El bitcoin pone a prueba la resistencia de los 82.000 dólares
Según los datos recabados por firmas de análisis on-chain y compartidos este lunes, el alza matinal no estuvo acompañada de un gran volumen de negociación, lo que sugiere que los compradores no tienen todavía la convicción suficiente para un despegue sostenido. El precio se movió en una horquilla estrecha durante el resto de la sesión asiática y europea, oscilando entre los 81.500 y los 82.150 dólares al cierre de esta edición.
La EMA de 200 días actúa como una resistencia difícil de batir. Históricamente, cuando el bitcoin la ha superado en medio de un mercado bajista, ha sido capaz de encadenar subidas superiores al 20% en las semanas siguientes. Pero también se han dado casos en los que el rebote se ha quedado en un espejismo y el precio ha vuelto a caer con fuerza. Esta ambivalencia en el comportamiento pasado convierte a la jornada de hoy en un punto de inflexión que muchos inversores observan con cautela.
La advertencia de Michael Burry y su eco en el universo cripto
El mensaje de Burry, sin dar plazos concretos, ha reavivado el debate sobre si el mercado de las criptomonedas podría verse arrastrado por una hipotética caída de las bolsas. Aunque bitcoin nació con la promesa de ser un refugio independiente, en los últimos años ha mostrado una correlación notable con los índices tecnológicos, especialmente el Nasdaq. De hecho, en los episodios de aversión al riesgo de 2022 y 2023, el activo cayó de forma casi sincronizada con las acciones.
La mayoría de los analistas cree que, si la advertencia de Burry se materializa, el bitcoin podría sufrir un primer impacto a la baja, aunque con recorridos de recuperación más rápidos que la renta variable gracias a la menor dependencia de los flujos institucionales tradicionales. No obstante, el recuerdo de las liquidaciones masivas de futuros por valor de más de 600 millones de dólares en la última gran corrección, en agosto de 2025, mantiene a muchos operadores con el dedo en el botón de vender.

Señales cruzadas para el inversor cripto
La sesión de hoy deja una foto compleja. Por un lado, el bitcoin ha demostrado fortaleza al tocar los 82.000 dólares sin que se produjeran ventas masivas inmediatas. Por otro lado, la sombra de una corrección generalizada en los mercados financieros añade un riesgo difícil de ignorar. En el ecosistema cripto, la tensión geopolítica reciente, con nuevos episodios de crispación en Oriente Medio y movimientos en las reservas de petróleo, ha actuado como un factor de volatilidad adicional que ni siquiera los inversores más experimentados tienen completamente modelado.

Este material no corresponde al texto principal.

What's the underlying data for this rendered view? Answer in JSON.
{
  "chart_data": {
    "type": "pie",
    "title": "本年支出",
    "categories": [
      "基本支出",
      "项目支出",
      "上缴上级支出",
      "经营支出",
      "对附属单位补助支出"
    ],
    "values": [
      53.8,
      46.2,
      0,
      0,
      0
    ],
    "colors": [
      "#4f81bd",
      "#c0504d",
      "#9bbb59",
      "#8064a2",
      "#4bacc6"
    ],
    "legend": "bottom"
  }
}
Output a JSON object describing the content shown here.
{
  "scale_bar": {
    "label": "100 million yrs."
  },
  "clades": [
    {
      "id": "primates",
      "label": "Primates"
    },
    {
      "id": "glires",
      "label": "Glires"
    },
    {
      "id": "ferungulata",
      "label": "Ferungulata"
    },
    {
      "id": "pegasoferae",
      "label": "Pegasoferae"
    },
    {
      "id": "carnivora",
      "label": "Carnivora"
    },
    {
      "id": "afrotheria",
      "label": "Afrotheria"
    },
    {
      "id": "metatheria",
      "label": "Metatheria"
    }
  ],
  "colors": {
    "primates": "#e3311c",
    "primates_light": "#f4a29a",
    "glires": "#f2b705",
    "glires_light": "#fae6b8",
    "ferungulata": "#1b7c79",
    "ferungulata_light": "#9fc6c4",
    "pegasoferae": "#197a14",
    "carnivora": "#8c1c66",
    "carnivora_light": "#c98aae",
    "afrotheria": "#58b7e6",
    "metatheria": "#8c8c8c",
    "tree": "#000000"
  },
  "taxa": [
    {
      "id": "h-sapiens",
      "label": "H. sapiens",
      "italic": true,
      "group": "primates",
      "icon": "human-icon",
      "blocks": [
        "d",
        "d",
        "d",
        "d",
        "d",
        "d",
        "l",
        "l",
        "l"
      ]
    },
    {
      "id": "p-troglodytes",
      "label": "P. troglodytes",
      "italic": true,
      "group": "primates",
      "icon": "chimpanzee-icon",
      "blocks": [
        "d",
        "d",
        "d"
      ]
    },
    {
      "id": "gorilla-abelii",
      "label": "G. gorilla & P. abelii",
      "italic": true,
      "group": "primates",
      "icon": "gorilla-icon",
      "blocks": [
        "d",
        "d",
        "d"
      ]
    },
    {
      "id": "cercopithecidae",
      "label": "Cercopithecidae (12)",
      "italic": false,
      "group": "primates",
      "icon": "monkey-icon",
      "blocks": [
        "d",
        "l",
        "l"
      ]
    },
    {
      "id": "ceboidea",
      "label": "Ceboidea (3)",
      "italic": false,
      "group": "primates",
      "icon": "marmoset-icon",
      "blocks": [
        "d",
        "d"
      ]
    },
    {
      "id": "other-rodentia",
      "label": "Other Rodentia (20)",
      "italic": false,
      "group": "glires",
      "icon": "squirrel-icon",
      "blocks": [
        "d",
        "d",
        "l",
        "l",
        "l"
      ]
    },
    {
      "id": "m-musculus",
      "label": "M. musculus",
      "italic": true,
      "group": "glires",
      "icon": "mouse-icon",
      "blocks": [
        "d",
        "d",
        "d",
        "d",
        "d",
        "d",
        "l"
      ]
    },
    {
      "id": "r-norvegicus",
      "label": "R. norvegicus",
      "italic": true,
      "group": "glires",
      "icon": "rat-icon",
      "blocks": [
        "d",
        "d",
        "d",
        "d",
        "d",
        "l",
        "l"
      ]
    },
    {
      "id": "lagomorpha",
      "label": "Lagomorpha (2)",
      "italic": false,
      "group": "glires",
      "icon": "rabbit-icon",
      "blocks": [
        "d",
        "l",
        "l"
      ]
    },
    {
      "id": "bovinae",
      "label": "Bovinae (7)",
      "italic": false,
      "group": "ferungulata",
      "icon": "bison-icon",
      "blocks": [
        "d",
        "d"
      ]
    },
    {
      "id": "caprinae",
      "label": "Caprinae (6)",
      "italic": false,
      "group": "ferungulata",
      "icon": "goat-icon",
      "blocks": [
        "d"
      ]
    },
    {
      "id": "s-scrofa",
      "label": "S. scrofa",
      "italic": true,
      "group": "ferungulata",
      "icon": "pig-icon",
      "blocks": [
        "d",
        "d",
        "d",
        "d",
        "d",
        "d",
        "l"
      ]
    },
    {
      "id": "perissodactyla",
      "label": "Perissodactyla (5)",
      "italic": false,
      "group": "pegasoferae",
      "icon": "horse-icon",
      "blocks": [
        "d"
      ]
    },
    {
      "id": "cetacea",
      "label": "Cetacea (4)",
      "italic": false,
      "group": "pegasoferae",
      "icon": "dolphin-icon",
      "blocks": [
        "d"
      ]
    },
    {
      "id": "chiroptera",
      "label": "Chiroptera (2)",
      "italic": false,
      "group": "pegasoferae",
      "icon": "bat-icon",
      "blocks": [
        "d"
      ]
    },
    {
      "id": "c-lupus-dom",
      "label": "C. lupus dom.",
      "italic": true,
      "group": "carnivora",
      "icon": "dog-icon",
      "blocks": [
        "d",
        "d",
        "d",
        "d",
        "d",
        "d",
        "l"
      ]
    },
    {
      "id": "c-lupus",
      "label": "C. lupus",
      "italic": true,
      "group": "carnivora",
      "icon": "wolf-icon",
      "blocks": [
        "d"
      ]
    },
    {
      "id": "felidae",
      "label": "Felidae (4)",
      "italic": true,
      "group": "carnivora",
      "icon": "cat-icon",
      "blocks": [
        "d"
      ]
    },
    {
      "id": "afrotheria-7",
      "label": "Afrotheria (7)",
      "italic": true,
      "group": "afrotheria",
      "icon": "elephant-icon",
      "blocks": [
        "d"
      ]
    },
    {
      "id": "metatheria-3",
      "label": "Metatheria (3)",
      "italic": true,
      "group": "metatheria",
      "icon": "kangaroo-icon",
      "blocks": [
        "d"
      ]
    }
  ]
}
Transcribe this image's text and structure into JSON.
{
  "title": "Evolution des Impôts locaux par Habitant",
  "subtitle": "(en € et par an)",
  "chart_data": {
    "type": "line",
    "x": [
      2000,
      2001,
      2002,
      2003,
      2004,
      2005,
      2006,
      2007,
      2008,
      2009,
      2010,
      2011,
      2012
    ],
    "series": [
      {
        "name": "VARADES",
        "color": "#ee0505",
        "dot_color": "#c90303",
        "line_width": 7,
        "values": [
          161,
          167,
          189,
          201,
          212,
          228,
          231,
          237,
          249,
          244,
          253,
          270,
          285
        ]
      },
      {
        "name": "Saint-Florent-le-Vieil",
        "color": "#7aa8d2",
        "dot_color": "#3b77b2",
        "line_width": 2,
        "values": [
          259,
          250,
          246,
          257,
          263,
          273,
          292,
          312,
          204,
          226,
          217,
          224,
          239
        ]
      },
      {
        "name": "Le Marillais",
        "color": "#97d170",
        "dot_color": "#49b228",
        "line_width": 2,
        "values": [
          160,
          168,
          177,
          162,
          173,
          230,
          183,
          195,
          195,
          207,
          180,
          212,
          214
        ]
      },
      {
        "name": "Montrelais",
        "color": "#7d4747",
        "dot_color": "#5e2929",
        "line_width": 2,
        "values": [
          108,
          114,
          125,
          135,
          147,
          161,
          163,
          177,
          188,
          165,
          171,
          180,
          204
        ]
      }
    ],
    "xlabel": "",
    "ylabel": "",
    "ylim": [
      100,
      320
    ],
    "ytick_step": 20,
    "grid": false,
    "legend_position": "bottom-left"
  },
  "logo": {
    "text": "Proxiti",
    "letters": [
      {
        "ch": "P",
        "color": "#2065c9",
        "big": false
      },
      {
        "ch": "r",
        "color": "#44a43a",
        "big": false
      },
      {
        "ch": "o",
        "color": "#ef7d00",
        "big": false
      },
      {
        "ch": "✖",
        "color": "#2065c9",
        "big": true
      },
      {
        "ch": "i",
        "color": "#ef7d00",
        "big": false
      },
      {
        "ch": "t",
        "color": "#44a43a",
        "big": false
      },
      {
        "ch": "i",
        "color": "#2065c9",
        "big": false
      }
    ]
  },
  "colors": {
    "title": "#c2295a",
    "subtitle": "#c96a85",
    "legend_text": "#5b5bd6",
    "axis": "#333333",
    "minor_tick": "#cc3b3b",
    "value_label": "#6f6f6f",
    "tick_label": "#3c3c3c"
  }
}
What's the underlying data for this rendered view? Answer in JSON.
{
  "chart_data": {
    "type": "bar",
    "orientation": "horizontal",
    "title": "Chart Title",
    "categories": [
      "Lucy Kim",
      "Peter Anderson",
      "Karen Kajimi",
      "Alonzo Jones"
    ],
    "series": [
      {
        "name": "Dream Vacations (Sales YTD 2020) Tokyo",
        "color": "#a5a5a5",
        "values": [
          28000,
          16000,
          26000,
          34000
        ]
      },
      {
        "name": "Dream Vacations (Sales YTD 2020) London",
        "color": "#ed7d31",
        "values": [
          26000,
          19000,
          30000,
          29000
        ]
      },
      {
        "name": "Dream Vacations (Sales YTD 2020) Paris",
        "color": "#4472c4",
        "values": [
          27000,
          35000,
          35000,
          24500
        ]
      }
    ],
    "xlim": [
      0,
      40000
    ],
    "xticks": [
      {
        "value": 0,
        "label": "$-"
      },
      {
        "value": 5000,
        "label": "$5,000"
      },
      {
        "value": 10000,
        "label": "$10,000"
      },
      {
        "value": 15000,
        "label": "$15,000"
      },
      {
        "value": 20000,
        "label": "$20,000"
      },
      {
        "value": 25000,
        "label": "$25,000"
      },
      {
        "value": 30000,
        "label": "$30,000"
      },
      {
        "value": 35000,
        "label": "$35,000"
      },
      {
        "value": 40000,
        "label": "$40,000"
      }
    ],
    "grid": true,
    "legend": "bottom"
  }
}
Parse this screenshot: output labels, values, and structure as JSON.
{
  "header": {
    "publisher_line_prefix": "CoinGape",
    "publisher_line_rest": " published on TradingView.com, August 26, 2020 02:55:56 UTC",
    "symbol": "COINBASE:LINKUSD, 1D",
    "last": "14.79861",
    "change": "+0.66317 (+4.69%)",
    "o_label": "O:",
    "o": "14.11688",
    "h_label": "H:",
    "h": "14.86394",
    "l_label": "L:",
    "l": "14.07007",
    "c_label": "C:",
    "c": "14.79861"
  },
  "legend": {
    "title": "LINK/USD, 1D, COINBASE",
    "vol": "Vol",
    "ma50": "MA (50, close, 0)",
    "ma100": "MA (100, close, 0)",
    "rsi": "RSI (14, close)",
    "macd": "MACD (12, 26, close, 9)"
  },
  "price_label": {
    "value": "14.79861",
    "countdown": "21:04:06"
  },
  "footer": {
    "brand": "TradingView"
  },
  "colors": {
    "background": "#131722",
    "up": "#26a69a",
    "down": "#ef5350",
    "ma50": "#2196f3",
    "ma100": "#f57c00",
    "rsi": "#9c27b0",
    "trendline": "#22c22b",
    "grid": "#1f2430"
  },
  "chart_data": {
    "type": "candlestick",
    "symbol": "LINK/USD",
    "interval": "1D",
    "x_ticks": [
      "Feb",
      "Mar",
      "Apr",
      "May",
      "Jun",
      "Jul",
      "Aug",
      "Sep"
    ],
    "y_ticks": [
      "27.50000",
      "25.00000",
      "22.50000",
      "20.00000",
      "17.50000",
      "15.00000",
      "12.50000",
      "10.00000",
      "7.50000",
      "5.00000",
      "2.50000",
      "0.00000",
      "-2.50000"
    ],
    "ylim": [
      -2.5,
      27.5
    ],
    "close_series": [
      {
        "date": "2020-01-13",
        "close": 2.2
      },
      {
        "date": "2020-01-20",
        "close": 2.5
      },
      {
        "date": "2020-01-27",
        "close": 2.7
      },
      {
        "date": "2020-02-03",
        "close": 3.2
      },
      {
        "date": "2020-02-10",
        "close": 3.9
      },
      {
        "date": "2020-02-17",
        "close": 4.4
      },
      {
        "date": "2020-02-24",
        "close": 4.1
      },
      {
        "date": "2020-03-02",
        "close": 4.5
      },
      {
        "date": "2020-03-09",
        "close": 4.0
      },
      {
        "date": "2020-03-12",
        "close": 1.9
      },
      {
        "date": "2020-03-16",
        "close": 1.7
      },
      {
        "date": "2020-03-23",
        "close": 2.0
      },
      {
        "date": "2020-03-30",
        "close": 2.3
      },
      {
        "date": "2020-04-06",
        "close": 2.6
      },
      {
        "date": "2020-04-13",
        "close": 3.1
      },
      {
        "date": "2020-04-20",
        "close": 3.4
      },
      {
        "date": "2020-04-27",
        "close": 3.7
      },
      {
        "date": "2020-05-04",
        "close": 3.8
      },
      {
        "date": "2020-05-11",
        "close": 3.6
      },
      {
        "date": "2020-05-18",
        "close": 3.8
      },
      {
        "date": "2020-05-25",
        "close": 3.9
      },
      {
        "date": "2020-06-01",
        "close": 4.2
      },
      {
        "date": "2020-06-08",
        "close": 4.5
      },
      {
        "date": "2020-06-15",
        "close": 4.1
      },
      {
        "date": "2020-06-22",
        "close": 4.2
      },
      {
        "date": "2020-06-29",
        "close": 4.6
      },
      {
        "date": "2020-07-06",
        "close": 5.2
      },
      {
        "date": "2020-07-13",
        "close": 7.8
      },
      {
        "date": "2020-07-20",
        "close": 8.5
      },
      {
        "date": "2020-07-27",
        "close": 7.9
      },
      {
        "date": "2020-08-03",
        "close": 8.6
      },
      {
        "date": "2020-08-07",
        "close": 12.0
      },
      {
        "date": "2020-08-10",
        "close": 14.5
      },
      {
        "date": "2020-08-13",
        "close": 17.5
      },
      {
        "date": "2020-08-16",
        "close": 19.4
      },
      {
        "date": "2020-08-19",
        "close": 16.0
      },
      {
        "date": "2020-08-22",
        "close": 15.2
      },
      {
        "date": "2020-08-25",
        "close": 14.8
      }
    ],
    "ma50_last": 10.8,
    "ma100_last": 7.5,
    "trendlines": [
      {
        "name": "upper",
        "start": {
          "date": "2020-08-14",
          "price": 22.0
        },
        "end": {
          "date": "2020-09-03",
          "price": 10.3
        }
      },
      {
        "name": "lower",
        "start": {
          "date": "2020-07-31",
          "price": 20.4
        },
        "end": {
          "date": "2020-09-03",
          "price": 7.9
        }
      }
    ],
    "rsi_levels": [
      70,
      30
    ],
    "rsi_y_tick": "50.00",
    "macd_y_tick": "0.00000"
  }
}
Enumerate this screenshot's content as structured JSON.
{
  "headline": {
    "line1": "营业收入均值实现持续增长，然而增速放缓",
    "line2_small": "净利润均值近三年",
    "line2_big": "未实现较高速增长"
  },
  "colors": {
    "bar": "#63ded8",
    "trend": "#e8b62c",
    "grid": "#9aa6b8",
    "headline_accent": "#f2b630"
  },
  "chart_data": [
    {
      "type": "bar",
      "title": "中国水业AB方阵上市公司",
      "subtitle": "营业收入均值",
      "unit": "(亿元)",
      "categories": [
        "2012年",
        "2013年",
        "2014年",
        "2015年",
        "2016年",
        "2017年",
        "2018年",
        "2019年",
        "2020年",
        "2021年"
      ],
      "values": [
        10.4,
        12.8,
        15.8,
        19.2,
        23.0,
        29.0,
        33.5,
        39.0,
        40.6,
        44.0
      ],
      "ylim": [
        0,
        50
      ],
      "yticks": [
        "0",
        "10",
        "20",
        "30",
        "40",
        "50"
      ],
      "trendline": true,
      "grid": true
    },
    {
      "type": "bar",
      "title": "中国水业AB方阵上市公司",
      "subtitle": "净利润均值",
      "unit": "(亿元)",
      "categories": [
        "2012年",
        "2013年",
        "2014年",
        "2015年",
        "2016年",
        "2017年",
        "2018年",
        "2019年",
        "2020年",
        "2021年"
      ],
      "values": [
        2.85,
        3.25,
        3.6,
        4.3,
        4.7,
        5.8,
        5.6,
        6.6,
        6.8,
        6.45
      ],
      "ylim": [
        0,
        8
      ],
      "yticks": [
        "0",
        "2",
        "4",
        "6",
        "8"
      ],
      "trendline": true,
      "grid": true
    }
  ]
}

Si echamos la vista atrás, el patrón de hoy recuerda en cierta medida a lo que ocurrió en mayo de 2025, cuando el bitcoin coqueteó con los 79.000 dólares justo antes de que un giro en la política de tipos de la Reserva Federal desencadenara una caída del 12% en diez días. Aquella experiencia dejó claro que los niveles técnicos como la EMA 200 son importantes, pero no garantizan nada sin el respaldo de un contexto macro favorable.
Hay un factor que sí es distinto esta vez: el comportamiento de las ballenas, esos grandes tenedores que suelen mover el mercado. Según los datos más recientes, las direcciones con más de 1.000 bitcoins han dejado de acumular y han empezado a distribuir lentamente sus posiciones a lo largo de la última semana. Este dato, aunque todavía tenue, podría ser una señal de prudencia entre quienes mejor conocen los ciclos del activo.
La pregunta que flota en el aire es si el bitcoin logrará consolidar los 82.000 dólares y convertirlos en un soporte, o si, por el contrario, este roce con la EMA 200 será el preludio de otra recaída. Dependerá, probablemente, de dos cosas: de que los mercados tradicionales absorban sin pánico los próximos datos de inflación y empleo en Estados Unidos, y de que los volúmenes de compra en las plataformas de intercambio suban de manera visible. Hasta entonces, prudencia.